In September, I wrote about Kina’s pink tutu, a mid-pandemic acquisition that was originally meant to be worn for a dance recital last June. I didn’t have a lot of visibility into those dance classes; Kina’s nanny, Hannah, would take her to the sessions on afternoons after school. From time to time, Kina would demonstrate to us the ways in which she and her classmates were learning to position their feet and leap around, and we understood that the kids would eventually learn enough about dance to perform in a recital. I had all sorts of visions in my head of how that recital would play out—kids picking their noses, Kina making terrifying faces, children running into each other, parents all holding their phones high in the air to film this masterpiece of juvenile choreography. As it turned out, what we got was a tutu wrapped in plastic and a kid who desperately wants to go to dance class.
For most of the pandemic, I’ve wondered why Kina’s interpretive dance performances seem so often to involve a strange sort of jump-running.
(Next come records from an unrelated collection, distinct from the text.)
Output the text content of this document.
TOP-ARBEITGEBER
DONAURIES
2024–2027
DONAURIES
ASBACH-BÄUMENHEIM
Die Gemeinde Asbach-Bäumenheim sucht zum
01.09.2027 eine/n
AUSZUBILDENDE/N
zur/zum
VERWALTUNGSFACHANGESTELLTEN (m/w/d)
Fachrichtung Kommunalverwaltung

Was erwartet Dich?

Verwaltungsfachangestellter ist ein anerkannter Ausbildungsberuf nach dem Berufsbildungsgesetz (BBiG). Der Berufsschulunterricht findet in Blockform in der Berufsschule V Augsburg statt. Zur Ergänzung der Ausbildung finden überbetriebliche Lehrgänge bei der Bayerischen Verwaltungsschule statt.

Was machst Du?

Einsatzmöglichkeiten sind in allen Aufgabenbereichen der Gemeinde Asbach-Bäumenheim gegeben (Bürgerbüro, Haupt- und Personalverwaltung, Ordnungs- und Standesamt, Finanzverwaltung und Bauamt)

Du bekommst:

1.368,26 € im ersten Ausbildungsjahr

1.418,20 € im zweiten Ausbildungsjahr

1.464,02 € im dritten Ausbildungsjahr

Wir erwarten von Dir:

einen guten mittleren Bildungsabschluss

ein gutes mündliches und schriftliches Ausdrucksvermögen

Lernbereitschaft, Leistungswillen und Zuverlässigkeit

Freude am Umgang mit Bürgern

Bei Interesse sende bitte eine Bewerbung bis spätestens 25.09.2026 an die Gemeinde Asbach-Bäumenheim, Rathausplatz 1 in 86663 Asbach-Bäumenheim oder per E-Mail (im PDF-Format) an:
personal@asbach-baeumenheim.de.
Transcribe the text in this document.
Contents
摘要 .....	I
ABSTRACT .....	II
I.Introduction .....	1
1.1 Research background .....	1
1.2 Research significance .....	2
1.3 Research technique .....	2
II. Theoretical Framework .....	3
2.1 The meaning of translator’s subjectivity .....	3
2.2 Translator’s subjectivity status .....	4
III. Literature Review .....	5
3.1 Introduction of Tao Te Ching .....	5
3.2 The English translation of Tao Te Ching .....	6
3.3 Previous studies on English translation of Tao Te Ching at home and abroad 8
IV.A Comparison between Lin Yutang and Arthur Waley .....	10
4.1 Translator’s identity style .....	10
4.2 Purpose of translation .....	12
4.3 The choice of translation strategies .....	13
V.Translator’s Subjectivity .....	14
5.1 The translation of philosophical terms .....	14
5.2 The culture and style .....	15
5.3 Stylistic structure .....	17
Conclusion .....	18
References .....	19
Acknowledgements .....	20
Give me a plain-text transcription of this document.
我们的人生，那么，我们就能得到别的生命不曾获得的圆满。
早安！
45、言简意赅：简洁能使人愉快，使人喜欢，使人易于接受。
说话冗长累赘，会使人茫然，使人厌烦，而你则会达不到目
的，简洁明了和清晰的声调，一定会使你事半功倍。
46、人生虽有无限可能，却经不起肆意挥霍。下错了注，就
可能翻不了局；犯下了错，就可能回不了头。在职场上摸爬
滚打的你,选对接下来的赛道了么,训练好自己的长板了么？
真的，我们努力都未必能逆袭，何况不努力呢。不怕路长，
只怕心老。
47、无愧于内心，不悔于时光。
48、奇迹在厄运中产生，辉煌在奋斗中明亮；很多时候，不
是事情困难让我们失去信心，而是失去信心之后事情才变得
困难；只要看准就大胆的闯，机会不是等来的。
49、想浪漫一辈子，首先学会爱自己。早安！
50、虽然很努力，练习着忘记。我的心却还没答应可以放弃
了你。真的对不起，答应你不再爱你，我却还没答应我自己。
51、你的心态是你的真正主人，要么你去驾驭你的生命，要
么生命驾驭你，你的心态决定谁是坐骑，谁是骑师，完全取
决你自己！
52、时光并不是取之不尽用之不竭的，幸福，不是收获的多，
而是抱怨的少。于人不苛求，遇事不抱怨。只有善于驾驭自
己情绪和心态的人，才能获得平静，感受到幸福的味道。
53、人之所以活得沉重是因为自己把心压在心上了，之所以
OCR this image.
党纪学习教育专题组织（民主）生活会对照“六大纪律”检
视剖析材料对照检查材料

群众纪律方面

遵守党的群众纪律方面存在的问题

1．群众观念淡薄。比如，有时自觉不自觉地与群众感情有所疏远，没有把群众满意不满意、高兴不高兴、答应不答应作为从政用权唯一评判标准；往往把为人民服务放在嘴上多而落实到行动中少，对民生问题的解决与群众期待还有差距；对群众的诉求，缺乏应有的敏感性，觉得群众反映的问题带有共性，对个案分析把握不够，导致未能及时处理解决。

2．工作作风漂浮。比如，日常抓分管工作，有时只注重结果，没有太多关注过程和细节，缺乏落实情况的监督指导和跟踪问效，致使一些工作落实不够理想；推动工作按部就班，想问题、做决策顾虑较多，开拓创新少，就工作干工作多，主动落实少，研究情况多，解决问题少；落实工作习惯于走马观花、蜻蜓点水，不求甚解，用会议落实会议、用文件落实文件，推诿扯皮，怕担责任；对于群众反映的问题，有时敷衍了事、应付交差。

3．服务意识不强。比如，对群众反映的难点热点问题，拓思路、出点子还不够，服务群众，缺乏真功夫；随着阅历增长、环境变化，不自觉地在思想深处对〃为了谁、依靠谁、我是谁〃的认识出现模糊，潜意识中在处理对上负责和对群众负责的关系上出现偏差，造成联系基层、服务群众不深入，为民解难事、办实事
She didn’t do that until lockdown, and so I’ve assumed this was just her way of working out her excess energy, but it’s totally conceivable to me now that this is the last thing she learned in dance class, and that one of Kina’s final collective experiences in 2020 was leaping up and down as she and her classmates bounced around a dance studio to a jaunty little tune. Every dance she’s done in the last year has recalled that moment, and while she’s developed a whole spectrum of highly dramatic dance moves since then, that dance class will forever be etched in her memory, and in her performance practice.
She wore her tutu for two straight weeks in September, but it hadn’t really played much of a role in Kina’s varied costume life until last week, when I woke to find her bedazzled in pink sequins and demanding to hear “Let It Go”. I don’t know if her latent memories of that dance class prompted her to bust out the tutu, or if the tutu reminded her of her truncated ballet instruction, but the class is clearly on her mind. When she asked me yesterday, over dinner, whether she could go to dance class if she wore her mask, it kind of broke my heart. I have no idea how classes like that will work in the coming months; they won’t be testing vaccines on children Kina’s age before late fall, at least, and while I feel somewhat confident that she’ll be back in a classroom by September, I don’t know how we’ll reflect on an enclosed studio full of jumping children—or if the studio will even still be there for her to jump in.
I expect we’ll find ways for Kina to express herself physically with other kids this summer, as vaccines reduce the prevalence of COVID-19 and outdoor options resurface. Maybe she’ll pick up soccer. Maybe she’ll do a musical theater thing in the grass. Maybe there will be a dance class in the park—muddy but elegant. I’m trying to be patient on Kina’s behalf, and I reminded her last night that things are getting better, and she can always dance with us. It’s strange to me that she’s just now starting to miss the things she’s lacked all year, but at least I can help her see a way through now.